Position: Vector Prompt Interfaces Should Be Exposed to Enable Customization of Large Language Models
This paper addresses the bottleneck of scalable, stable, and inference-only customization for large language models, which is crucial for their real-world deployment.
This paper argues that large language model (LLM) providers should expose vector prompt inputs for customization, rather than relying solely on text prompts. They provide evidence that vector prompt tuning improves with increasing supervision, while text-based prompt optimization saturates early, and that vector prompts show dense, global attention patterns.

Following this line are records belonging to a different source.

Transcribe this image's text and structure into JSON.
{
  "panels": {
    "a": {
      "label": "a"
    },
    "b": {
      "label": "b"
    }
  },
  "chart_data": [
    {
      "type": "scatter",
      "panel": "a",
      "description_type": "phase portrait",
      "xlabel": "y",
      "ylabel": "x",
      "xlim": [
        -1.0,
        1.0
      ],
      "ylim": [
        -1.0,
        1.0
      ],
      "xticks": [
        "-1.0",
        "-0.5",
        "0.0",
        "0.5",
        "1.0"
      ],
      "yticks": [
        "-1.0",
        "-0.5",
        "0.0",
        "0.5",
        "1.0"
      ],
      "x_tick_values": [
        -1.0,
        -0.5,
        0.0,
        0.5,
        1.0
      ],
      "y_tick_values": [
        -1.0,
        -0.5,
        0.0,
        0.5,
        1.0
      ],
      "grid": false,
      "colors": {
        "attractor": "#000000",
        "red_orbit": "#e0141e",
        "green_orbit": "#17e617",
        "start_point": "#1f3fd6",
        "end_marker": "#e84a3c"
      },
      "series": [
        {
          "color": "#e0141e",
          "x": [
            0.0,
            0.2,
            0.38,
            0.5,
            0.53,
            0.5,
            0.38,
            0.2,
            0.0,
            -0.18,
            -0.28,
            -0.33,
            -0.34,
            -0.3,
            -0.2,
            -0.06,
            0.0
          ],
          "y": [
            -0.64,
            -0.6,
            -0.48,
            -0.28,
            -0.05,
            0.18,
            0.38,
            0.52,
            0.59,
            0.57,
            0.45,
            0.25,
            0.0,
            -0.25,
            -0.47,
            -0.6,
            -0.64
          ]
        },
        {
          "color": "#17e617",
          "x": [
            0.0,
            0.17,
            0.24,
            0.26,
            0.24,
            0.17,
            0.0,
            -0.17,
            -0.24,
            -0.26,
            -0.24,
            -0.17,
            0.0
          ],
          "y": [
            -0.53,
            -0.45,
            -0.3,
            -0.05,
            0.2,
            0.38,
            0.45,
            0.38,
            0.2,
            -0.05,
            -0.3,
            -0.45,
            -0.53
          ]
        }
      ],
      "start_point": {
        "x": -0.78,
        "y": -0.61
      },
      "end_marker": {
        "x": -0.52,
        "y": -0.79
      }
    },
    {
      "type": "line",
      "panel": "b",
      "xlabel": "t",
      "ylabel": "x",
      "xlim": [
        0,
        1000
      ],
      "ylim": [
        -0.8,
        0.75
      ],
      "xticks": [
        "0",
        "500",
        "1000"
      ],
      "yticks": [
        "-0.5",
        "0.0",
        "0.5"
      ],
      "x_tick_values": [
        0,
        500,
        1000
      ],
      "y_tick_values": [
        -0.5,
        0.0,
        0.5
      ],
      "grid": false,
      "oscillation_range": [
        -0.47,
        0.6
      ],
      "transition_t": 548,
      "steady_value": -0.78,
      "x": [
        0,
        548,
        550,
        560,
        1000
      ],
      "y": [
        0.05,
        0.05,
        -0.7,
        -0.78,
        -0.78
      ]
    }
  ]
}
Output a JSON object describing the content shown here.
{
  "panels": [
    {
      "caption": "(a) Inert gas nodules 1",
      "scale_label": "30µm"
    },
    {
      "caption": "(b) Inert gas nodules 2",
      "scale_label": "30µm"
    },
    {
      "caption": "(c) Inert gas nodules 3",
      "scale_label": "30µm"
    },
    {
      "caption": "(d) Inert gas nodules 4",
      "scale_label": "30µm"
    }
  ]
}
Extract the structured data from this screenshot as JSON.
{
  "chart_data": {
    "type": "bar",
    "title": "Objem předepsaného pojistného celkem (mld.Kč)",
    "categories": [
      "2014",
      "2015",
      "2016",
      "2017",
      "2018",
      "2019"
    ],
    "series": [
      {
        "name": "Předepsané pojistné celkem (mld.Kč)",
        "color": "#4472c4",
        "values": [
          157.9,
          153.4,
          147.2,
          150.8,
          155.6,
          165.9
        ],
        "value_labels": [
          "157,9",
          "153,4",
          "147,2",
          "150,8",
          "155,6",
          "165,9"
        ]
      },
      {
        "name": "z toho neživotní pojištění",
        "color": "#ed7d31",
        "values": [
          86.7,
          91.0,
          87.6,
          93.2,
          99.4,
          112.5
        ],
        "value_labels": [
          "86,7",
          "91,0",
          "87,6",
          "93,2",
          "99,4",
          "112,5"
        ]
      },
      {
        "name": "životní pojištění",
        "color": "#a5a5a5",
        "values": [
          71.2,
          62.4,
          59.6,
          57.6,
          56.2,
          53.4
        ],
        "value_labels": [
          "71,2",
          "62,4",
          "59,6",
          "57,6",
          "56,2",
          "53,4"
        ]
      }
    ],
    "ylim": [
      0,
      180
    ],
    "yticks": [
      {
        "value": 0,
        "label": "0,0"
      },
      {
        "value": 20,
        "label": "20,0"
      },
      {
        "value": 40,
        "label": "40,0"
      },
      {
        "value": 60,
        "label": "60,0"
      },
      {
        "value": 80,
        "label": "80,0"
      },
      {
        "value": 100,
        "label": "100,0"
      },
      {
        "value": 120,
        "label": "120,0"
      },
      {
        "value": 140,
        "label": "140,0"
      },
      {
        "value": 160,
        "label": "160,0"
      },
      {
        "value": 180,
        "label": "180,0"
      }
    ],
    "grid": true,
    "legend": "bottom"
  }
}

As large language models (LLMs) transition from research prototypes to real-world systems, customization has emerged as a central bottleneck. While text prompts can already customize LLM behavior, we argue that text-only prompting does not constitute a suitable control interface for scalable, stable, and inference-only customization. This position paper argues that model providers should expose \emph{vector prompt inputs} as part of the public interface for customizing LLMs. We support this position with diagnostic evidence showing that vector prompt tuning continues to improve with increasing supervision whereas text-based prompt optimization saturates early, and that vector prompts exhibit dense, global attention patterns indicative of a distinct control mechanism. We further discuss why inference-only customization is increasingly important under realistic deployment constraints, and why exposing vector prompts need not fundamentally increase model leakage risk under a standard black-box threat model. We conclude with a call to action for the community to rethink prompt interfaces as a core component of LLM customization.